You know more than you think you do.

By Old Rockin' Dave (not verified) on 01 Jan 2014 #permalink

Speaking of invisible disease causing agents could get you accused of being a witch. Doctors of the day were familiar with the language of fluxes and humors. You might couch your actions in those terms even if they are inaccurate.

Or by analogy with yeast, which had been observed by microscopy in 1680, and food spoilage. It would be necessary to demonstrate the Pasteur effect to drive it home.

Fail to come to the attention of someone with wealth and you are going to be too busy grubbing for food and fulfilling your religious/legal duties to worry about advancing anyone tech level.

Well, yah, depending on where one landed. Then again, the title (if not the premise) does say "like the The Doctor."

A clever person might sell knowledge of germ theory by claiming to be divinely inspired. But I personally couldn't pull it off. All in all, The Good Old Days weren't.

Vitamin C might be the most understandable and usable secret from the future. It's helpful if you know what foods contain Vitamin C.

By Joseph Hertzlinger (not verified) on 04 Jan 2014 #permalink

I just read the book Glorious Misadventures. It is about the failure of Russia to establish a hold on the Americas.

Sometimes their outposts in Sitka had no vegetation during winter, and by spring the rough and tumble residents had scurvy.
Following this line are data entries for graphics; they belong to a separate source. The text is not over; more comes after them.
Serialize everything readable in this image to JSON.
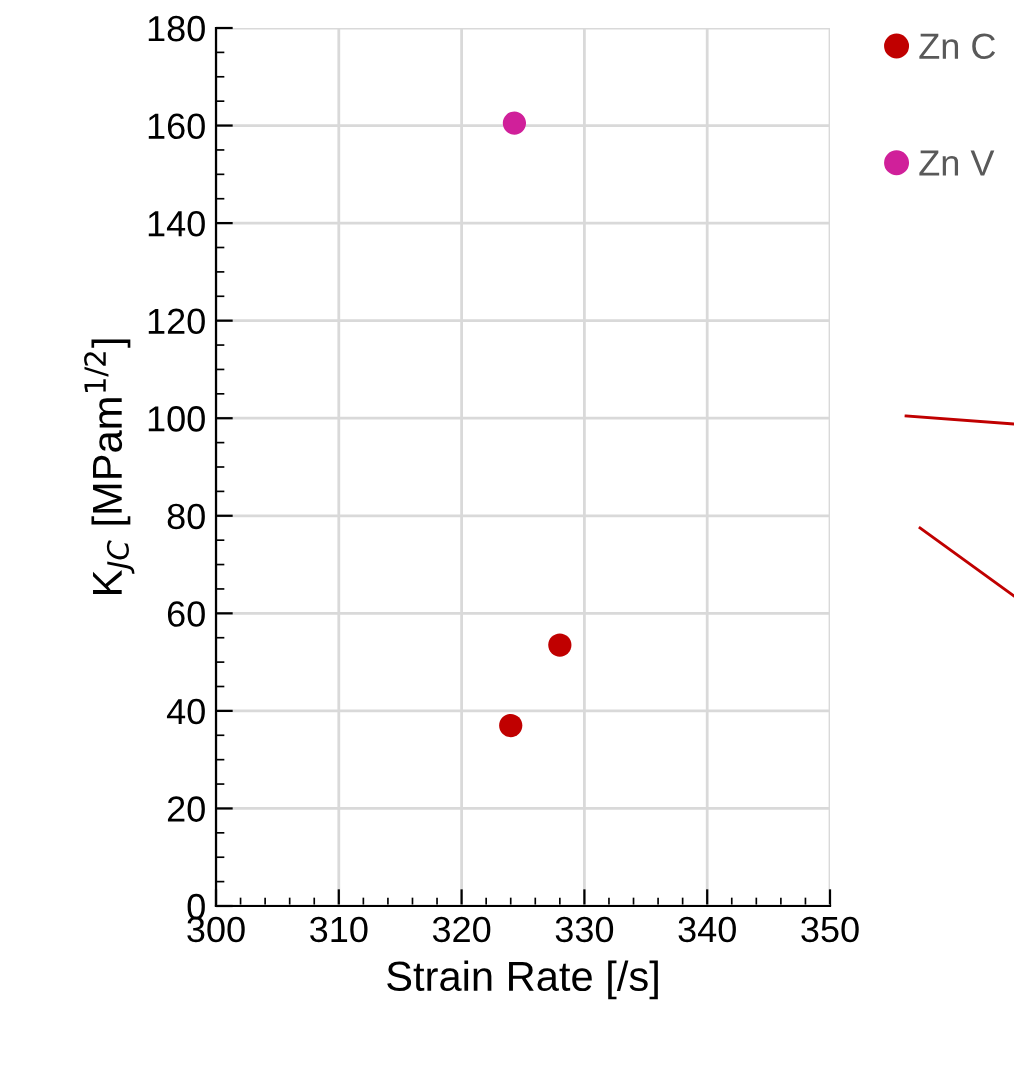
{
  "chart_data": {
    "type": "scatter",
    "xlabel": "Strain Rate [/s]",
    "ylabel": "K$_{JC}$ [MPam$^{1/2}$]",
    "series": [
      {
        "name": "Zn C",
        "color": "#c00000",
        "x": [
          324,
          328
        ],
        "values": [
          37,
          53.5
        ]
      },
      {
        "name": "Zn V",
        "color": "#d0209a",
        "x": [
          324.3
        ],
        "values": [
          160.5
        ]
      }
    ],
    "xlim": [
      300,
      350
    ],
    "xticks": [
      300,
      310,
      320,
      330,
      340,
      350
    ],
    "ylim": [
      0,
      180
    ],
    "yticks": [
      0,
      20,
      40,
      60,
      80,
      100,
      120,
      140,
      160,
      180
    ],
    "grid": true,
    "legend": "top right",
    "marker": "circle"
  }
}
It was an interesting read, especially on the effects of diet, the fickle winds of politics, how the fur trade caused almost the extinction of both animals and native peoples.

@ Chris:

North of SF, the Russians built a fort, hunted sea otters and tried to grow food for their Alaskan ventures. There are quite a few place names like the Russian River, Russian Gulch and perhaps Fort Ross ( Rossiya?) and Russian Hill.